I can see that the BeforeClusterUpgrade hook https://github.com/SovereignCloudStack/cluster-stack-operator/blob/v0.1.0-alpha.7/extension/hooks.go#L54 is called also for legacy cluster addons. And I see that something removes "HelmChartApplied" condition and that's why it fails. But I don't know if it is the hook itself or the caddon controller.

janiskemper commented 2 months ago

sorry, I was on the wrong track here.. The hooks are of course always called! The question of multi-stage or not is irrelevant for the hooks. That's just a question on how many Helm charts there are and what format they have.

chess-knight commented 2 months ago

sorry, I was on the wrong track here.. The hooks are of course always called! The question of multi-stage or not is irrelevant for the hooks. That's just a question on how many Helm charts there are and what format they have.

Yeah, there is one helm chart with 5 dependencies. But all of them are successfully applied to the workload cluster.

janiskemper commented 2 months ago

so it works or it doesn't work?

chess-knight commented 2 months ago

As I said, the upgrade of k8s is blocked by BeforeClusterUpgrade hook.

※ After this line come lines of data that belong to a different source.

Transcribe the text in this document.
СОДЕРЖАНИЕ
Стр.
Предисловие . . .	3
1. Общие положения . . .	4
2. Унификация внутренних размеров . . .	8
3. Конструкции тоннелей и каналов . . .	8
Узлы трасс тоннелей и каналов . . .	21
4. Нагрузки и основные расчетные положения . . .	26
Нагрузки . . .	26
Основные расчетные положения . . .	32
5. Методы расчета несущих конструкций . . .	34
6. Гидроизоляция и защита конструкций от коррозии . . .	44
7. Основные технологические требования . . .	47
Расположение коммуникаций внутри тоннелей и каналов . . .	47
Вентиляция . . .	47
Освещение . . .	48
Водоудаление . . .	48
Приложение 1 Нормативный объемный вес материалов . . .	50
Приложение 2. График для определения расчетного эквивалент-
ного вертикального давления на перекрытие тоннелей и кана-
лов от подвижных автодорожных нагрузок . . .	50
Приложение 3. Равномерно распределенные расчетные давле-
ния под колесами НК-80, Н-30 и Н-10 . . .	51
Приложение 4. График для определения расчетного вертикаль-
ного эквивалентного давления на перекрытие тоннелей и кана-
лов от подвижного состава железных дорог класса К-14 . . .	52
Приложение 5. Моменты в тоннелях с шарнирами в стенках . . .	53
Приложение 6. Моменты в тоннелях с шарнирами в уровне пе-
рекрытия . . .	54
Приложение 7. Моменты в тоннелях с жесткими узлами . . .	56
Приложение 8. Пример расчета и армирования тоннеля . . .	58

janiskemper commented 2 months ago

so how does the ClusterAddon object look like? The status should show what's going on.. Or events, logs, etc.

chess-knight commented 1 month ago

This is strange, I cannot reproduce it. Upgrade just works!

janiskemper commented 1 month ago

that's awesome to know! Maybe you saw the above logs and thought that whatever problem you had came from that. However, as I realized then later, it shouldn't be a problem to you at all. I guess there was something else causing the problem. The hooks should just work!

Closing this because I think that there is no issues anymore.